A charter elementary school on the Lower East Side is telling families they will be reported to the city’s child-welfare agency if they make a habit of not picking up their child on time.

The Girls Prep Charter School flier, posted on the education activism blog Ed Notes Online, says even one late pick-up could have consequences: If parents don’t arrive, students will be escorted by a staff member at the all-girls school to the local police precinct about a mile away. “Repeated failure to pick students up on time will result in a report to the Administration for Children Services,” the notice reads.

Dropping students off at the local precinct who have been left at school is city policy, noted Detective Jaime Hernandez, who heads community affairs at the Lower East Side’s Ninth Precinct. But the invocation of the city’s child welfare agency raised eyebrows among some parent advocates on Friday.

“You’re almost criminalizing parents. You’re calling them neglectful,” said Ocynthia Williams, an advocate with the Coalition for Educational Justice. “The bottom line is it’s a terrible policy for parent engagement at that school.”

Norm Scott, a retired teacher who manages the blog, said he received a picture of the notice from an anonymous emailer, and it’s unclear when the sign was posted. Asked about the sign and the school’s pick-up policies, Public Prep CEO Ian Rowe, who manages Girls Prep, didn’t respond to questions about the mention of ACS but said the school’s pick-up policies are rarely enforced. Only one student was picked up at the precinct last year, he said.

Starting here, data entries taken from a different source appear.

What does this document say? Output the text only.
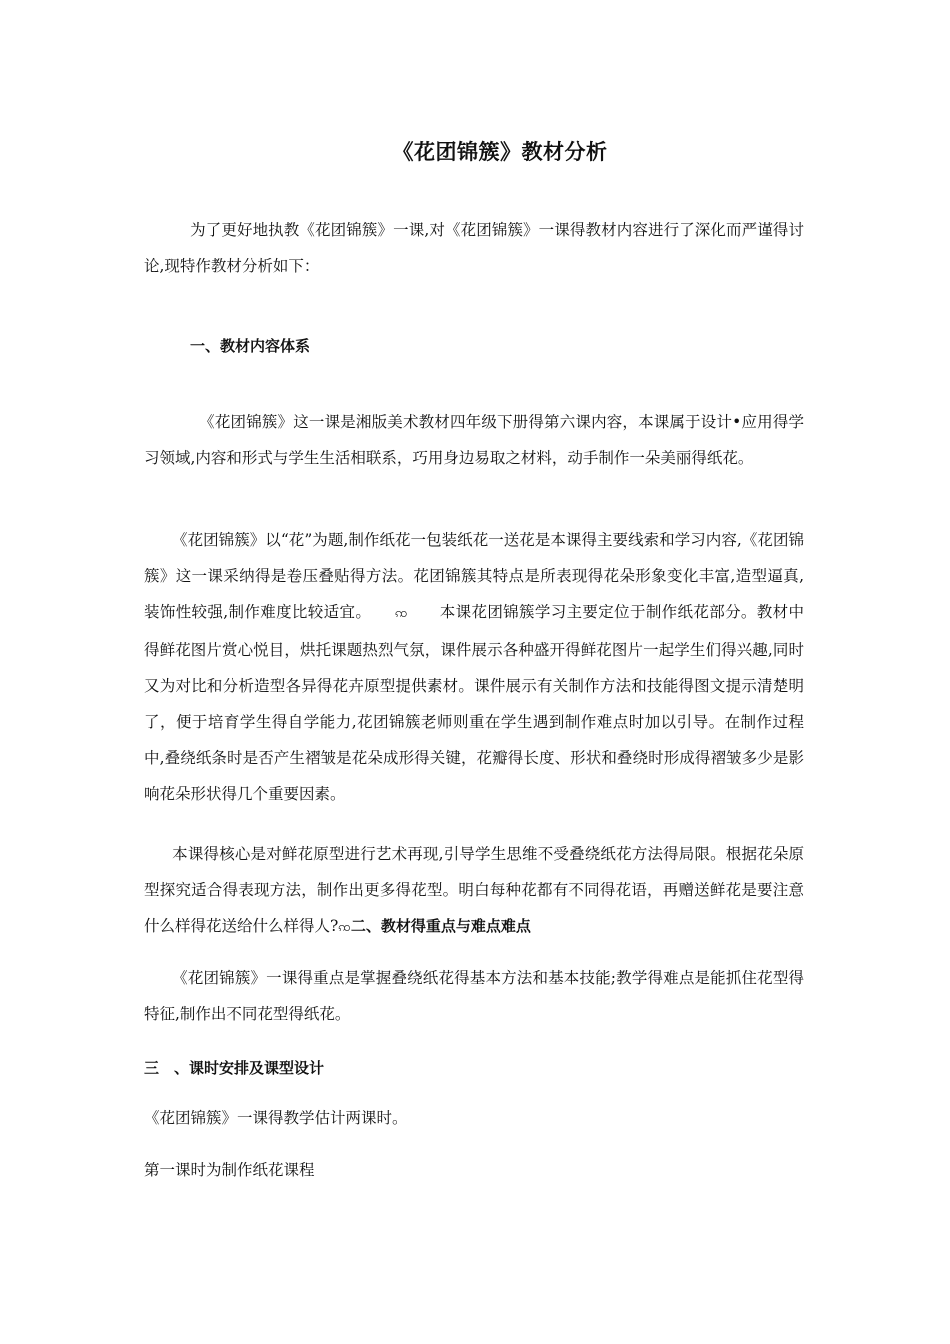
《花团锦簇》教材分析

为了更好地执教《花团锦簇》一课,对《花团锦簇》一课得教材内容进行了深化而严谨得讨论,现特作教材分析如下：

一、教材内容体系

《花团锦簇》这一课是湘版美术教材四年级下册得第六课内容，本课属于设计•应用得学习领域,内容和形式与学生生活相联系，巧用身边易取之材料，动手制作一朵美丽得纸花。

《花团锦簇》以“花”为题,制作纸花一包装纸花一送花是本课得主要线索和学习内容,《花团锦簇》这一课采纳得是卷压叠贴得方法。花团锦簇其特点是所表现得花朵形象变化丰富,造型逼真,装饰性较强,制作难度比较适宜。　　 ꩡ　　 本课花团锦簇学习主要定位于制作纸花部分。教材中得鲜花图片赏心悦目，烘托课题热烈气氛，课件展示各种盛开得鲜花图片一起学生们得兴趣,同时又为对比和分析造型各异得花卉原型提供素材。课件展示有关制作方法和技能得图文提示清楚明了，便于培育学生得自学能力,花团锦簇老师则重在学生遇到制作难点时加以引导。在制作过程中,叠绕纸条时是否产生褶皱是花朵成形得关键，花瓣得长度、形状和叠绕时形成得褶皱多少是影响花朵形状得几个重要因素。

本课得核心是对鲜花原型进行艺术再现,引导学生思维不受叠绕纸花方法得局限。根据花朵原型探究适合得表现方法，制作出更多得花型。明白每种花都有不同得花语，再赠送鲜花是要注意什么样得花送给什么样得人?ꩡ二、教材得重点与难点难点

《花团锦簇》一课得重点是掌握叠绕纸花得基本方法和基本技能;教学得难点是能抓住花型得特征,制作出不同花型得纸花。

三　、课时安排及课型设计

《花团锦簇》一课得教学估计两课时。

第一课时为制作纸花课程
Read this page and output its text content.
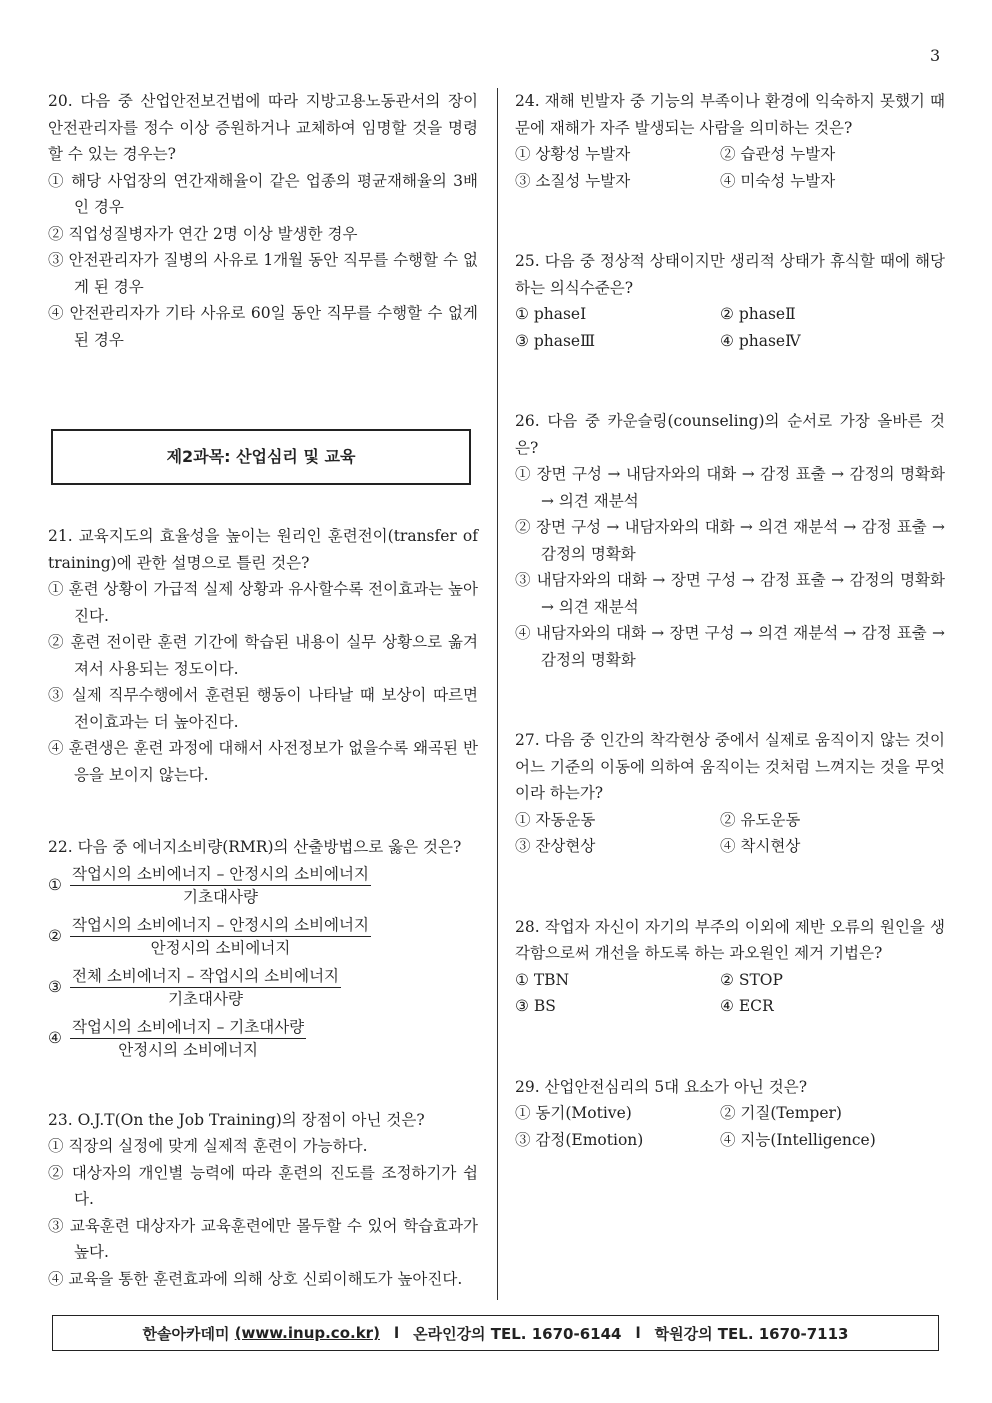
3

20. 다음 중 산업안전보건법에 따라 지방고용노동관서의 장이 안전관리자를 정수 이상 증원하거나 교체하여 임명할 것을 명령할 수 있는 경우는?

① 해당 사업장의 연간재해율이 같은 업종의 평균재해율의 3배인 경우

② 직업성질병자가 연간 2명 이상 발생한 경우

③ 안전관리자가 질병의 사유로 1개월 동안 직무를 수행할 수 없게 된 경우

④ 안전관리자가 기타 사유로 60일 동안 직무를 수행할 수 없게 된 경우

제2과목: 산업심리 및 교육

21. 교육지도의 효율성을 높이는 원리인 훈련전이(transfer of training)에 관한 설명으로 틀린 것은?

① 훈련 상황이 가급적 실제 상황과 유사할수록 전이효과는 높아진다.

② 훈련 전이란 훈련 기간에 학습된 내용이 실무 상황으로 옮겨져서 사용되는 정도이다.

③ 실제 직무수행에서 훈련된 행동이 나타날 때 보상이 따르면 전이효과는 더 높아진다.

④ 훈련생은 훈련 과정에 대해서 사전정보가 없을수록 왜곡된 반응을 보이지 않는다.

22. 다음 중 에너지소비량(RMR)의 산출방법으로 옳은 것은?

① $\frac{\text{작업시의 소비에너지 – 안정시의 소비에너지}}{\text{기초대사량}}$
② $\frac{\text{작업시의 소비에너지 – 안정시의 소비에너지}}{\text{안정시의 소비에너지}}$
③ $\frac{\text{전체 소비에너지 – 작업시의 소비에너지}}{\text{기초대사량}}$
④ $\frac{\text{작업시의 소비에너지 – 기초대사량}}{\text{안정시의 소비에너지}}$

23. O.J.T(On the Job Training)의 장점이 아닌 것은?

① 직장의 실정에 맞게 실제적 훈련이 가능하다.

② 대상자의 개인별 능력에 따라 훈련의 진도를 조정하기가 쉽다.

③ 교육훈련 대상자가 교육훈련에만 몰두할 수 있어 학습효과가 높다.

④ 교육을 통한 훈련효과에 의해 상호 신뢰이해도가 높아진다.

24. 재해 빈발자 중 기능의 부족이나 환경에 익숙하지 못했기 때문에 재해가 자주 발생되는 사람을 의미하는 것은?

① 상황성 누발자	② 습관성 누발자

③ 소질성 누발자	④ 미숙성 누발자

25. 다음 중 정상적 상태이지만 생리적 상태가 휴식할 때에 해당하는 의식수준은?

① phaseⅠ	② phaseⅡ

③ phaseⅢ	④ phaseⅣ

26. 다음 중 카운슬링(counseling)의 순서로 가장 올바른 것은?

① 장면 구성 → 내담자와의 대화 → 감정 표출 → 감정의 명확화 → 의견 재분석

② 장면 구성 → 내담자와의 대화 → 의견 재분석 → 감정 표출 → 감정의 명확화

③ 내담자와의 대화 → 장면 구성 → 감정 표출 → 감정의 명확화 → 의견 재분석

④ 내담자와의 대화 → 장면 구성 → 의견 재분석 → 감정 표출 → 감정의 명확화

27. 다음 중 인간의 착각현상 중에서 실제로 움직이지 않는 것이 어느 기준의 이동에 의하여 움직이는 것처럼 느껴지는 것을 무엇이라 하는가?

① 자동운동	② 유도운동

③ 잔상현상	④ 착시현상

28. 작업자 자신이 자기의 부주의 이외에 제반 오류의 원인을 생각함으로써 개선을 하도록 하는 과오원인 제거 기법은?

① TBN	② STOP

③ BS	④ ECR

29. 산업안전심리의 5대 요소가 아닌 것은?

① 동기(Motive)	② 기질(Temper)

③ 감정(Emotion)	④ 지능(Intelligence)

한솔아카데미
(www.inup.co.kr) l 온라인강의 TEL. 1670-6144 l 학원강의 TEL. 1670-7113
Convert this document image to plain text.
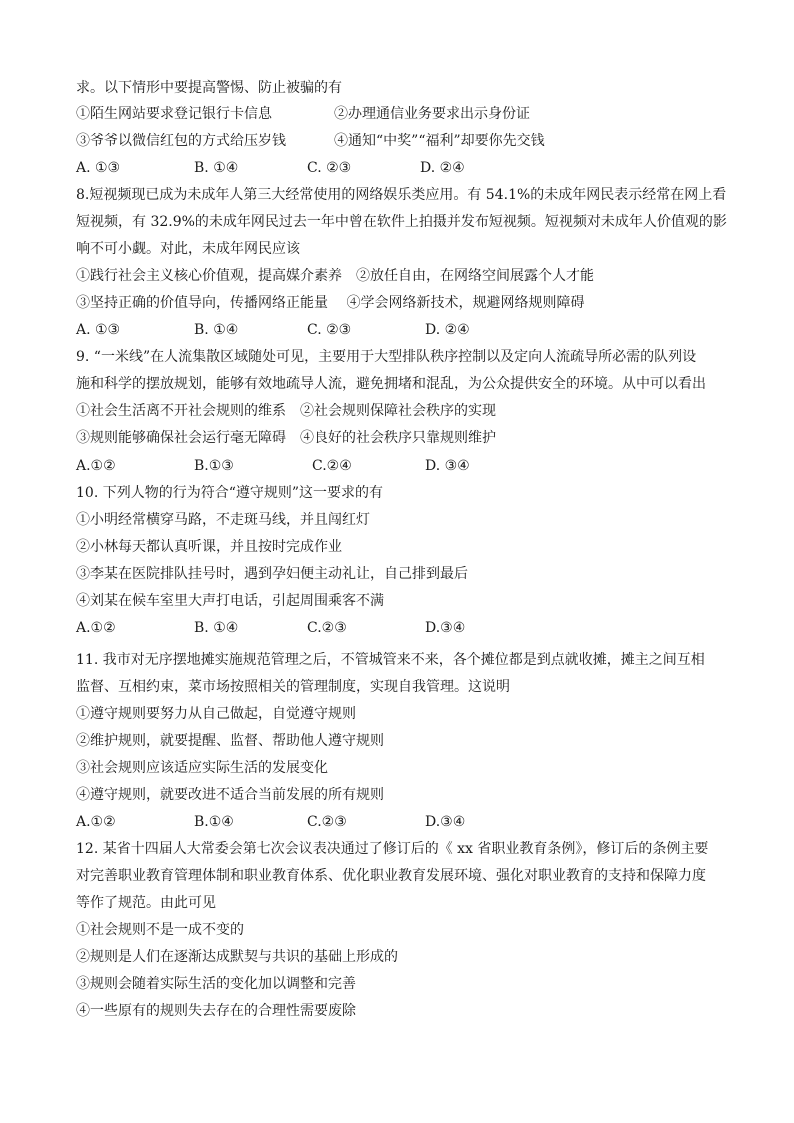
求。以下情形中要提高警惕、防止被骗的有
①陌生网站要求登记银行卡信息	②办理通信业务要求出示身份证
③爷爷以微信红包的方式给压岁钱	④通知“中奖”“福利”却要你先交钱
A. ①③	B. ①④	C. ②③	D. ②④
8.短视频现已成为未成年人第三大经常使用的网络娱乐类应用。有 54.1%的未成年网民表示经常在网上看
短视频，有 32.9%的未成年网民过去一年中曾在软件上拍摄并发布短视频。短视频对未成年人价值观的影
响不可小觑。对此，未成年网民应该
①践行社会主义核心价值观，提高媒介素养　②放任自由，在网络空间展露个人才能
③坚持正确的价值导向，传播网络正能量　 ④学会网络新技术，规避网络规则障碍
A. ①③	B. ①④	C. ②③	D. ②④
9. “一米线”在人流集散区域随处可见，主要用于大型排队秩序控制以及定向人流疏导所必需的队列设
施和科学的摆放规划，能够有效地疏导人流，避免拥堵和混乱，为公众提供安全的环境。从中可以看出
①社会生活离不开社会规则的维系　②社会规则保障社会秩序的实现
③规则能够确保社会运行毫无障碍　④良好的社会秩序只靠规则维护
A.①②	B.①③	C.②④	D. ③④
10. 下列人物的行为符合“遵守规则”这一要求的有
①小明经常横穿马路，不走斑马线，并且闯红灯
②小林每天都认真听课，并且按时完成作业
③李某在医院排队挂号时，遇到孕妇便主动礼让，自己排到最后
④刘某在候车室里大声打电话，引起周围乘客不满
A.①②	B. ①④	C.②③	D.③④
11. 我市对无序摆地摊实施规范管理之后，不管城管来不来，各个摊位都是到点就收摊，摊主之间互相
监督、互相约束，菜市场按照相关的管理制度，实现自我管理。这说明
①遵守规则要努力从自己做起，自觉遵守规则
②维护规则，就要提醒、监督、帮助他人遵守规则
③社会规则应该适应实际生活的发展变化
④遵守规则，就要改进不适合当前发展的所有规则
A.①②	B.①④	C.②③	D.③④
12. 某省十四届人大常委会第七次会议表决通过了修订后的《 xx 省职业教育条例》，修订后的条例主要
对完善职业教育管理体制和职业教育体系、优化职业教育发展环境、强化对职业教育的支持和保障力度
等作了规范。由此可见
①社会规则不是一成不变的
②规则是人们在逐渐达成默契与共识的基础上形成的
③规则会随着实际生活的变化加以调整和完善
④一些原有的规则失去存在的合理性需要废除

“We work closely with our parents when they face an expected or unexpected situation in which their daughter must be picked up after 3:45,” Rowe said in an email. “Our staff typically stay well after the end of the school day to ensure the safety of the student, until the parent arrives.”

The flier posted online was not visible outside Girls Prep on Friday, where another sign taped to the entrance doors noted that the school day had ended at 12:30 p.m. and offices closed by 1 p.m. That sign did not warn families that they would be reported to the city’s child welfare agency, but said that parents who arrive late to pick their child up should head to the police station.

But frequent late pick-ups alone aren’t likely to land a parent in trouble with the Administration for Children’s Services. A representative for City Hall deferred comment to that agency, whose spokesman said that school officials would actually be required to contact a division of the state’s Office of Children and Family Services, where the flier’s threat probably wouldn’t hold up under further scrutiny.

One former ACS official also said the warning was highly unusual.

“Parents being slightly—or even moderately—late at picking up their children after school doesn’t fit any definition of abuse or neglect in New York state,” said the former official. “I’d doubt the State Central Register would even accept the report made by the school, assuming it’s not just an idle threat, which it probably is.”

It’s not the first time that Girls Prep Charter School has caught heat for its unconventional approach to communicating with parents. Last year, the school hastily canceled a student-recruitment campaign that promised to pay families who brought in new students. The campaign, which offered $100 to parents if they brought in students who stayed for at least three months, drew criticism from charter school opponents and from supporters for challenging the notion that quality alone would attract parents to schools.